Im schlimmsten Fall kostet die Smartphone Nutzung das Leben, im besten „nur“ Geld. „Allein die Bedienung des Handys kostet 100 Euro und einen Punkt“, führt Rother aus. „Wenn es dabei noch zu einer Gefährdung kommt, dann kostet das Ganze schon 150 Euro und zwei Punkte. Und weil es gesund ist, darf man dann noch einen Monat laufen.“ Unter „Gefährdung“ versteht man eine Situation, in der eine andere Person ausweichen oder stark abbremsen muss. „Und bei einer Sachbeschädigung“, so der Polizist weiter, „beträgt das Bußgeld dann schon 200 Euro.“
Aber wann genau „nutzt“ man ein Smartphone im rechtlichen Sinn? „Jedes Mal, wenn ich mein Handy in die Hand nehme, um damit was auch immer zu tun, ist der Tatbestand erfüllt“, klärt Rother auf.

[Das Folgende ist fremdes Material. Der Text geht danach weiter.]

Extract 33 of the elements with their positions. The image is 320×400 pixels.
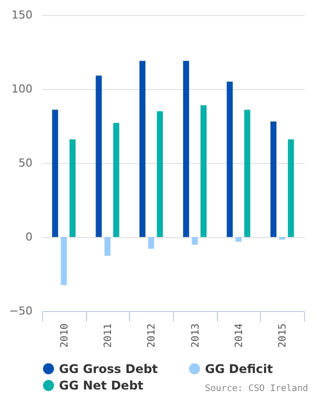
y-tick-label: −50	[9, 304, 32, 318]
bar	[270, 122, 276, 237]
legend-label: GG Net Debt	[59, 378, 144, 392]
bar	[60, 237, 67, 285]
bar	[148, 237, 154, 249]
y-tick-label: 100	[12, 82, 32, 96]
bar	[96, 76, 102, 237]
bar	[200, 105, 207, 237]
bar	[244, 110, 250, 237]
bar	[226, 82, 233, 237]
bar	[183, 60, 190, 237]
bar	[104, 237, 110, 256]
x-tick-label: 2015	[278, 324, 289, 348]
y-tick-label: 150	[12, 8, 32, 22]
x-tick-label: 2012	[146, 324, 158, 348]
bar	[70, 139, 76, 237]
bar	[113, 123, 120, 237]
x-tick-label: 2011	[103, 324, 114, 348]
y-tick-label: 50	[18, 156, 32, 170]
legend-label: GG Gross Debt	[59, 362, 158, 376]
bar	[156, 111, 163, 237]
x-tick-label: 2010	[59, 324, 70, 348]
bar	[236, 237, 242, 242]
bar	[288, 139, 294, 237]
x-tick-label: 2014	[234, 324, 245, 348]
x-tick-label: 2013	[190, 324, 202, 348]
legend-label: GG Deficit	[205, 362, 274, 376]
bar	[192, 237, 198, 245]
bar	[139, 60, 146, 237]
y-tick-label: 0	[26, 230, 32, 244]
source-note: Source: CSO Ireland	[205, 384, 308, 394]
bar	[52, 110, 58, 237]
bar	[279, 237, 286, 240]
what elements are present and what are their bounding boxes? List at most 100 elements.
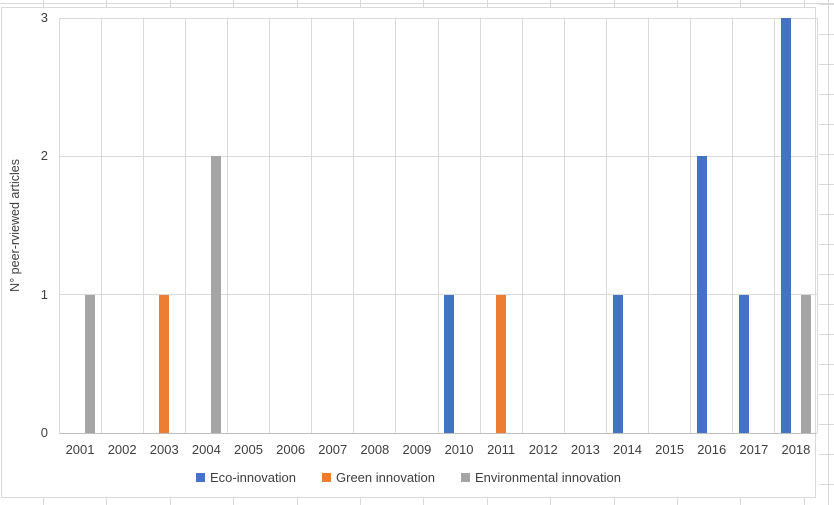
x-tick-label: 2015 bbox=[655, 442, 685, 457]
x-tick-label: 2005 bbox=[234, 442, 263, 457]
legend-item: Environmental innovation bbox=[461, 470, 621, 485]
y-axis-title: N° peer-rviewed articles bbox=[4, 18, 26, 433]
bar-eco-innovation-2018 bbox=[780, 18, 791, 433]
x-tick-label: 2012 bbox=[528, 442, 558, 457]
x-tick-label: 2010 bbox=[444, 442, 474, 457]
spreadsheet-gridline bbox=[43, 0, 44, 7]
x-tick-label: 2001 bbox=[65, 442, 95, 457]
spreadsheet-gridline bbox=[169, 0, 171, 7]
gridline-vertical bbox=[395, 18, 397, 433]
legend-label: Green innovation bbox=[336, 469, 436, 485]
gridline-vertical bbox=[816, 18, 818, 433]
spreadsheet-gridline bbox=[296, 497, 298, 505]
gridline-vertical bbox=[184, 18, 186, 433]
spreadsheet-gridline bbox=[819, 184, 834, 185]
spreadsheet-gridline bbox=[106, 0, 108, 7]
bar-environmental-innovation-2004 bbox=[211, 156, 222, 433]
spreadsheet-gridline bbox=[423, 0, 425, 7]
legend-item: Eco-innovation bbox=[196, 470, 296, 485]
legend-item: Green innovation bbox=[322, 470, 435, 485]
y-tick-label: 2 bbox=[40, 148, 48, 164]
spreadsheet-gridline bbox=[233, 497, 235, 505]
bar-eco-innovation-2010 bbox=[444, 294, 455, 433]
spreadsheet-gridline bbox=[819, 364, 834, 365]
gridline-vertical bbox=[353, 18, 355, 433]
spreadsheet-gridline bbox=[423, 497, 425, 505]
gridline-vertical bbox=[226, 18, 228, 433]
x-tick-label: 2003 bbox=[149, 442, 179, 457]
x-tick-label: 2007 bbox=[318, 442, 348, 457]
spreadsheet-gridline bbox=[819, 454, 834, 455]
x-tick-label: 2018 bbox=[781, 442, 811, 457]
spreadsheet-gridline bbox=[740, 0, 742, 7]
gridline-vertical bbox=[100, 18, 102, 433]
gridline-vertical bbox=[437, 18, 439, 433]
spreadsheet-gridline bbox=[819, 64, 834, 65]
spreadsheet-gridline bbox=[819, 94, 834, 95]
gridline-vertical bbox=[563, 18, 565, 433]
bar-eco-innovation-2016 bbox=[696, 156, 707, 433]
chart-object: N° peer-rviewed articles Eco-innovation G… bbox=[1, 7, 818, 498]
spreadsheet-gridline bbox=[677, 497, 678, 505]
spreadsheet-gridline bbox=[106, 497, 108, 505]
spreadsheet-gridline bbox=[819, 154, 834, 155]
x-tick-label: 2002 bbox=[107, 442, 137, 457]
bar-eco-innovation-2017 bbox=[738, 294, 749, 433]
spreadsheet-gridline bbox=[613, 497, 615, 505]
gridline-vertical bbox=[142, 18, 144, 433]
x-tick-label: 2011 bbox=[487, 442, 516, 457]
legend: Eco-innovation Green innovation Environmen… bbox=[2, 469, 815, 485]
gridline-vertical bbox=[732, 18, 734, 433]
legend-label: Eco-innovation bbox=[210, 469, 296, 485]
spreadsheet-gridline bbox=[819, 334, 834, 335]
y-tick-label: 1 bbox=[40, 286, 48, 302]
spreadsheet-gridline bbox=[677, 0, 678, 7]
gridline-vertical bbox=[521, 18, 523, 433]
gridline-vertical bbox=[311, 18, 313, 433]
spreadsheet-gridline bbox=[819, 244, 834, 245]
legend-swatch-icon bbox=[461, 472, 471, 482]
legend-label: Environmental innovation bbox=[475, 469, 621, 485]
x-tick-label: 2009 bbox=[402, 442, 432, 457]
x-tick-label: 2006 bbox=[276, 442, 306, 457]
x-tick-label: 2008 bbox=[360, 442, 390, 457]
spreadsheet-gridline bbox=[169, 497, 171, 505]
spreadsheet-gridline bbox=[819, 214, 834, 215]
spreadsheet-gridline bbox=[740, 497, 742, 505]
spreadsheet-gridline bbox=[819, 394, 834, 395]
spreadsheet-gridline bbox=[819, 424, 834, 425]
gridline-vertical bbox=[479, 18, 481, 433]
spreadsheet-gridline bbox=[360, 497, 361, 505]
gridline-vertical bbox=[774, 18, 776, 433]
spreadsheet-gridline bbox=[828, 0, 829, 505]
gridline-vertical bbox=[58, 18, 60, 433]
spreadsheet-gridline bbox=[233, 0, 235, 7]
bar-eco-innovation-2014 bbox=[612, 294, 623, 433]
spreadsheet-gridline bbox=[803, 497, 805, 505]
gridline-vertical bbox=[648, 18, 650, 433]
spreadsheet-gridline bbox=[0, 3, 834, 4]
spreadsheet-gridline bbox=[803, 0, 805, 7]
spreadsheet-gridline bbox=[613, 0, 615, 7]
gridline-vertical bbox=[690, 18, 692, 433]
spreadsheet-gridline bbox=[550, 0, 552, 7]
x-tick-label: 2016 bbox=[697, 442, 727, 457]
spreadsheet-gridline bbox=[819, 34, 834, 35]
x-tick-label: 2017 bbox=[739, 442, 769, 457]
gridline-vertical bbox=[605, 18, 607, 433]
spreadsheet-gridline bbox=[819, 484, 834, 485]
x-tick-label: 2014 bbox=[613, 442, 642, 457]
gridline-horizontal bbox=[59, 155, 817, 157]
legend-swatch-icon bbox=[322, 472, 331, 482]
bar-green-innovation-2003 bbox=[159, 294, 170, 433]
y-tick-label: 0 bbox=[40, 425, 48, 440]
x-tick-label: 2004 bbox=[191, 442, 221, 457]
spreadsheet-gridline bbox=[819, 274, 834, 275]
gridline-horizontal bbox=[59, 294, 817, 296]
spreadsheet-gridline bbox=[296, 0, 298, 7]
spreadsheet-gridline bbox=[486, 497, 488, 505]
spreadsheet-gridline bbox=[819, 4, 834, 5]
legend-swatch-icon bbox=[196, 472, 205, 482]
bar-green-innovation-2011 bbox=[496, 294, 507, 433]
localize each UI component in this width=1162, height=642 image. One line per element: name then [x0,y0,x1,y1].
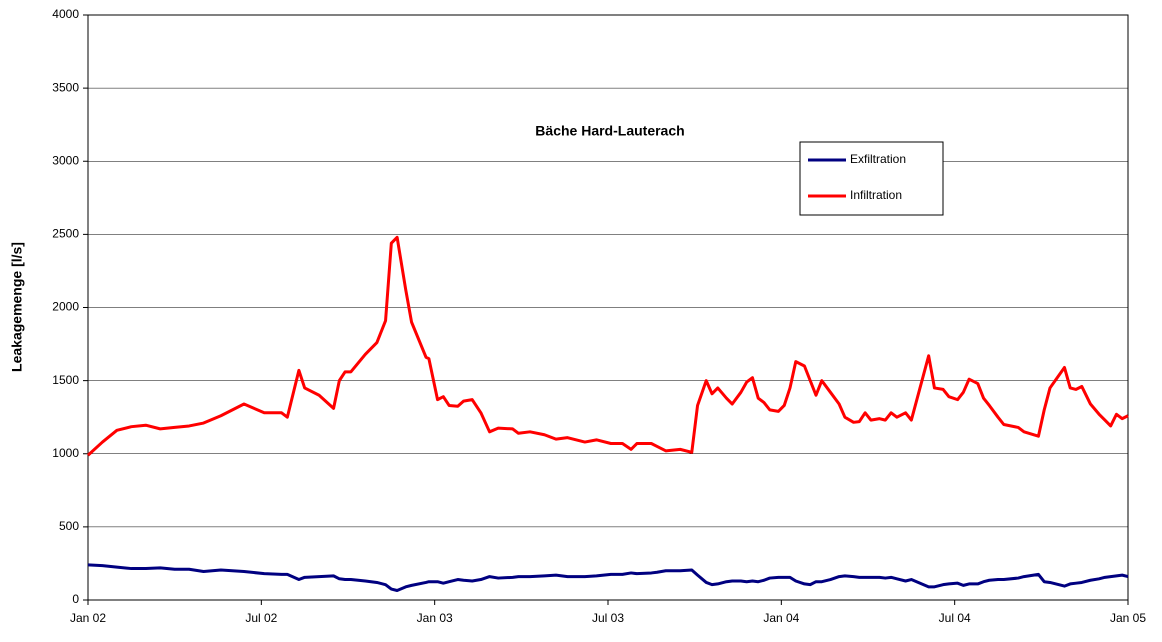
series-line [87,563,1129,592]
y-tick-label: 1500 [52,373,79,387]
y-tick-label: 3000 [52,153,79,167]
y-tick-label: 0 [72,592,79,606]
x-tick-label: Jan 04 [763,611,799,625]
legend-box [799,141,944,216]
legend-label: Infiltration [850,188,902,202]
x-tick-label: Jul 03 [592,611,624,625]
plot-border [87,14,1129,601]
y-tick-label: 500 [59,519,79,533]
x-tick-label: Jul 04 [939,611,971,625]
y-tick-label: 3500 [52,80,79,94]
y-tick-label: 4000 [52,7,79,21]
y-axis-label: Leakagemenge [l/s] [9,242,25,372]
x-tick-label: Jan 05 [1110,611,1146,625]
y-tick-label: 2500 [52,227,79,241]
x-tick-label: Jan 02 [70,611,106,625]
x-tick-label: Jul 02 [245,611,277,625]
series-line [86,235,1129,457]
y-tick-label: 1000 [52,446,79,460]
chart-title: Bäche Hard-Lauterach [535,123,684,139]
x-tick-label: Jan 03 [417,611,453,625]
legend-label: Exfiltration [850,152,906,166]
y-tick-label: 2000 [52,300,79,314]
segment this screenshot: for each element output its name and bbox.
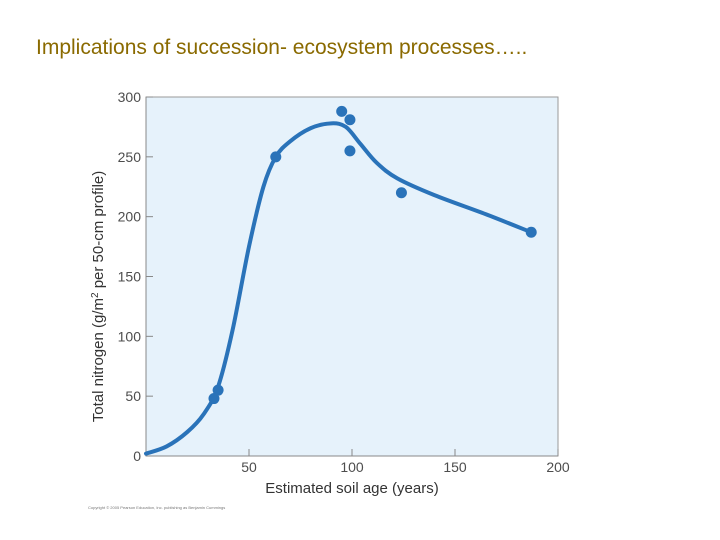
- copyright-credit: Copyright © 2005 Pearson Education, Inc.…: [88, 505, 225, 510]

Dabei gehe es nicht nur ums Telefonieren, sondern um „die Nutzung eines elektronischen Gerätes, das zur Kommunikation, Information und Organisation dient“. Ein Handy als Navi nutzen, das geht. „Aber nur, wenn die gesamte Bedienung vor Fahrtantritt passiert und das Handy vorne hingeklemmt wurde“, räumt der Polizist ein.
Die Nutzung der Freisprecheinrichtung ist hingegen etwas komplizierter. Zumindest dann, wenn man kein Bußgeld kassieren möchte: „Das Problem ist, dass man zur Nutzung das Handy trotzdem nicht in die Hand nehmen darf“, so Rother. Daher müsse die Einrichtung über Sprachbedienung kontrollierbar sein. Auch Schaltflächen am Lenkrad sind zur Bedienung erlaubt.
Gleiches gilt für das Telefonieren mit dem im Handy integrierten Lautsprecher: „Wenn man das Telefonat während der Fahrt annimmt, dann erfüllt man den Tatbestand und muss zahlen.“ Rother empfiehlt, die Fahrt zu unterbrechen, das Telefonat zu starten und dann mit dem Lautsprecher verbunden weiterzufahren.
Ob die schockierenden Autobahnplakate Fahrer zum Umdenken bewegen, kann Rother aufgrund mangelnder Studien nicht bestätigen. Persönlich urteilt er: „Ich habe das Gefühl, wenn man an so einem Schild vorbeifährt und da sind dann entsprechende Bilder drauf, dann stutz man schon mal und wird abgeschreckt.“ Auch die moderne Technik der Autos kann Ablenkung bekämpfen. „Driver Monitoring“ – damit erkennt eine Software des Fahrzeugs durch Kameraüberwachung Ablenkung. Und kann dann davor warnen. In zahlreichen PKW ist diese Technik bereits eingebaut. Teilweise bereits seit zwei Jahrzehnten. Den Aufwärtstrend der Handynutzung am Steuer konnte sie noch nicht aufhalten. Aber die Entwicklung des Systems geht weiter. Damit es am Ende nicht heißt: „tipp, tipp, tot“.